Ja und Nein. Auf der einen Seite hält zum Beispiel das World Wide Web, wie wir alle wissen, ungeahnte Speicherpotenziale bereit, die ein beständiges Archivieren und Wiederabrufen von Literatur über Jahrtausende hinweg an und für sich gewährleisten, auf der anderen Seite ist aber nicht auszuschließen, dass beispielsweise durch einen Polsprung oder eine nukleare Katastrophe substantielle Datenträger für immer gelöscht werden könnten. Ein ungeheurer Kulturverlust wäre die Folge, gegen den sich der sagenumwobene Brand der Bibliothek von Alexandria wie ein harmloses Lagerfeuer ausnehmen würde.

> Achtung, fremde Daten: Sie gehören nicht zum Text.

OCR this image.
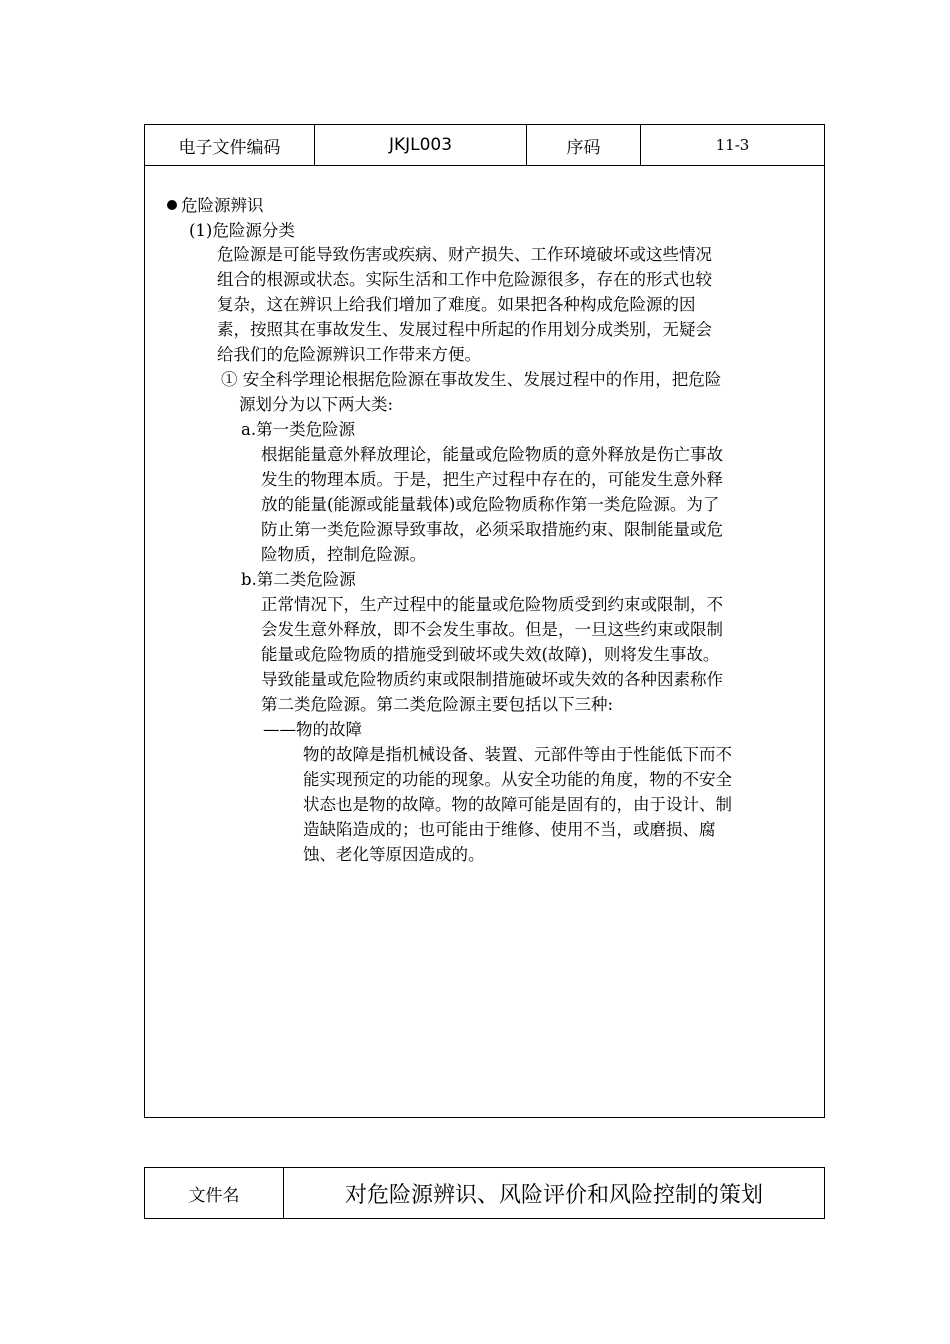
电子文件编码	JKJL003	序码	11-3
危险源辨识
(1)危险源分类
危险源是可能导致伤害或疾病、财产损失、工作环境破坏或这些情况
组合的根源或状态。实际生活和工作中危险源很多，存在的形式也较
复杂，这在辨识上给我们增加了难度。如果把各种构成危险源的因
素，按照其在事故发生、发展过程中所起的作用划分成类别，无疑会
给我们的危险源辨识工作带来方便。
① 安全科学理论根据危险源在事故发生、发展过程中的作用，把危险
源划分为以下两大类:
a.第一类危险源
根据能量意外释放理论，能量或危险物质的意外释放是伤亡事故
发生的物理本质。于是，把生产过程中存在的，可能发生意外释
放的能量(能源或能量载体)或危险物质称作第一类危险源。为了
防止第一类危险源导致事故，必须采取措施约束、限制能量或危
险物质，控制危险源。
b.第二类危险源
正常情况下，生产过程中的能量或危险物质受到约束或限制，不
会发生意外释放，即不会发生事故。但是，一旦这些约束或限制
能量或危险物质的措施受到破坏或失效(故障)，则将发生事故。
导致能量或危险物质约束或限制措施破坏或失效的各种因素称作
第二类危险源。第二类危险源主要包括以下三种:
——物的故障
物的故障是指机械设备、装置、元部件等由于性能低下而不
能实现预定的功能的现象。从安全功能的角度，物的不安全
状态也是物的故障。物的故障可能是固有的，由于设计、制
造缺陷造成的；也可能由于维修、使用不当，或磨损、腐
蚀、老化等原因造成的。
文件名	对危险源辨识、风险评价和风险控制的策划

Und wem ist es bei aller Akuratesse nicht schon mal passiert, dass ein Text, nachdem man ihn sorgfältig auf dem Computer abgespeichert hat, plötzlich einfach nicht mehr auffindbar ist? Da halte ich das haptisch greifbare Buch auf lange Sicht immer noch für die sicherere Variante. Einmal abgesehen davon, dass es einfach ein wesentlich tolleres Gefühl ist, ein schön gebundenes Buch aufzuschlagen und darin zu blättern, als sich im granitgrauen Kindle von Seite zu Seite fort zu tippen. So viel zur materiellen Seite des Buches.
Mit der rasanten Entwicklung der Neuen Medien seit der Jahrtausendwende und den erstaunlichen Fortschritten in medialer Technologie und globaler Vernetzung, die wir gerade in den letzten Jahren beobachten konnten, geht natürlich auch eine sozialgesellschaftlich motivierte Wandlung in unserem Umgang mit Kultur einher. Die allgemeine Tendenz scheint in Richtung einer deutlich übersteigerten Aktualitätsbezogenheit zu verlaufen, für die die Schnelligkeit des Konsums wie die Schnelligkeit des Vergessens gleichermaßen charakteristisch zu sein scheinen. Dank der Revolution des Internets leben wir heute in einer vielfach gebrochenen, kaleidoskopartig von Diskursen bestimmten Gegenwart, die nichts weniger als alle Positionen, Strömungen und Gegenströmungen, Ideen und Widerlegungen der Geistesgeschichte umfasst. Eine verwirrende Flut an Informationen, Namen und Daten, die sich da täglich auf uns ergießt und die irgendwie bewältigt werden will. Dass Werke vergangener Epochen von jedem Ort der Welt abrufbar sind und damit sofort frei werden für eine konkrete Nutzbarmachung im Jetzt, ist zumindest für die, die der der Tradition auf der Spur sind und sich Erinnern wollen ein echter Vorteil.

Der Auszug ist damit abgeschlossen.